In the midst of the ongoing outcry over xenophobic attack of black foreigners in South Africa, it is only wise to stop and think for a moment where this is leading.
If, like mine, your answer is that ‘this cup will pass’, then there is need to employ diplomacy in every step and eschew self righteousness because, in my humble opinion, we are all to blame – the government of Nigeria that has long sold the country’s birth right and put it’s citizens at the mercy of foreigners (home and abroad, whites, greens, blue yellow and fellow blacks), the government of South Africa which appears complicity as proven by a foot-dragging president and a sentiment-spilling Minister, a situation which has now made the Nigerian government to speak diplomacy with a frowned face. Then, of course are the ordinary Nigerians who push their aspirations to the point of self entitlement In foreign lands and the ‘hopeless’ South African miscreants who, like their counterparts in Nigeria take advantage of the situation to vandalise and loot stores.
If we value the lives of the remaining Nigerians in South Africa, we must understand that reprisals is not the solution. I do not want to go into the issue of ratio of Nigerians in South Africa and vice versa or which side will suffer more economic loss if we both go the burning and looting spree. Rather, let’s allow the governments of both countries, and possibly the African Union to handle this the best ways possible.
Talking about the logs in our own eyes, we are so quick to blame xenophobic attacks when we swin constantly in bottled ethnic and religious discrepancies.
That aside, we must understand that, even with the free evacuation plan for Nigerians in South Africa by Air Peace, more than 70 percent will still be unwilling to return. Return to what jobs? what security? What health services? If I may ask.
Come to think of it, it is not the entire South African cities that are boiling. I hear many other Nigerians are going on with their daily activities without intimidations.
There are Nigerians who have lived in that country all their life, who have investments there, who are married to South Africans and have grown up kids.
If we understand that once upon a time, Nigerians chased Ghanaians away and, ironically, are finding a better haven in Accra, Kumasi etc today, we would understand how possessive and selfish we can be as Africans whenever our farms yield better.
Should I want to join the protest, what do I boycott, who do I snub and how? I’ve been thinking. And as I plan to attend the Toronto International Film Festival next week, the only thing that comes to mind is an African entry ‘Knuckle City’ by acclaimed South African writer/director, Jahmil X.T Qubeka. But why should I do that to creativity, especially if there is no evidence that personally, the filmmaker is in support of the madness going on in his country.
There are few African entries at TIFF this year. These include Nigeria’s ‘The Lost Okoroshi’ by Abba Makama (who may not be attending the festival because of Visa issue); ‘Knuckle City ‘ by Jahmil and ‘Crazy World’ by Uganda’s gonzo action autuer, Isaac Nabwana.

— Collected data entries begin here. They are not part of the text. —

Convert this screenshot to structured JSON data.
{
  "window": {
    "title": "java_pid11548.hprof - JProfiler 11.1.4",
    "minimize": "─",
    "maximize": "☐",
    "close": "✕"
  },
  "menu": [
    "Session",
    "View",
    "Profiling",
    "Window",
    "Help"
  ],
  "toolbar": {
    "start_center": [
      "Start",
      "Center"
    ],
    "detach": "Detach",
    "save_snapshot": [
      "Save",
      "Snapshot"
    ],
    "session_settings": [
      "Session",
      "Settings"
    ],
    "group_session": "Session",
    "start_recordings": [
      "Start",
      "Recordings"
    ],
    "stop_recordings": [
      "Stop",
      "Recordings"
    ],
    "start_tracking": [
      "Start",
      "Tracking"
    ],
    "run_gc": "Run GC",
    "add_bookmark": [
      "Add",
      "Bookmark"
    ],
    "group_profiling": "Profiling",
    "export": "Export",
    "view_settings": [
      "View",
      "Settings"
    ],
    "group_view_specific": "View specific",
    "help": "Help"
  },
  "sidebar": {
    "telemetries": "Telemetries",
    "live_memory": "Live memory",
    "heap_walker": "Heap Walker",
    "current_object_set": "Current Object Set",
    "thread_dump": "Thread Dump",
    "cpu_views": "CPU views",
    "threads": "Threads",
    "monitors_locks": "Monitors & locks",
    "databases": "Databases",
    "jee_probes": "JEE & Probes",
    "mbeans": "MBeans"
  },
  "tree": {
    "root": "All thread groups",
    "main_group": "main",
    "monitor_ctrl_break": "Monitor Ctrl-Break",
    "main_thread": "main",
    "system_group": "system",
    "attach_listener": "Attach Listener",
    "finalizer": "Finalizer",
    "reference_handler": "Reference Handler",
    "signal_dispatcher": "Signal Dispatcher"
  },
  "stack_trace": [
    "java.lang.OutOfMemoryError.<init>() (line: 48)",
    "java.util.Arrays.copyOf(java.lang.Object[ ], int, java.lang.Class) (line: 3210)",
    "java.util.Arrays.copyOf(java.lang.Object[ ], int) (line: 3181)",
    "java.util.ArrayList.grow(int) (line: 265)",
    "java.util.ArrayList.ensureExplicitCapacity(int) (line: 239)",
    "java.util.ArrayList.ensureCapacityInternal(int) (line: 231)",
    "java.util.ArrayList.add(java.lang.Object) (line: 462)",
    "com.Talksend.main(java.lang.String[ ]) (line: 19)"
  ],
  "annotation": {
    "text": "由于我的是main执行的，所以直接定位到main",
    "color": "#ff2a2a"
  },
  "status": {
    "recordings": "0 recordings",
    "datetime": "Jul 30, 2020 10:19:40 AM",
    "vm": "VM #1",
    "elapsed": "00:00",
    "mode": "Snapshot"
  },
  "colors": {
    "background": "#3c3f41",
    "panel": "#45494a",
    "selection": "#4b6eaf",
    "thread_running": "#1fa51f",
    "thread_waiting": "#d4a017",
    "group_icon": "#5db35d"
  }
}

If I understand Jahmil’s kind of film funding, his latest might just be another co-production flick that could make it, not entirely a South African film.
I like the fact that the Africa International Film Festival (AFRIFF) is not boycotting South African entries outrightly, even though it is joining the protest.
The proviso, according to AFRIFF Founder, Chioma Ude, is to review all South African films submitted to the festival “with the intention of expressly removing any film and banning any filmmaker from the festival that has positively expressed xenophobic ideas or any kinds of bigotry.”
Recall that in the midst of arguments over the inclusion of Roman Polanski’s film at Venice Film Festival last August, Festival director Alberto Barbera defended his decision, saying: “We have to distinguish between the art and the man” when judging the works of the filmmaker, who was convicted for the statutory rape of a 13-year-old in 1978.
The issue of xenophobic attacks in SA is a sensitive one, and we must look at how individuals with a voice have approached it.
I particularly like the voice of South African comedian and host of The Daily Show, Trevor Noah, who cited statistics in 2017 that of the 2.3 million immigrants living in the country, 1.6 million are Africans, and they claim less than 0.00001 percent of the country’s wealth.
He said: “Yours is complete misplaced anger, prejudice and xenophobia built up out of inferiority complex created by decades of apartheid and oppression. I don’t see fellow African as a competitor but a fellow compatriot who is struggling to feed his family and have some comfort in this short life-time.”
We must think beyond today. ‘Viva Africa’ is a phrase mostly used by South Africans.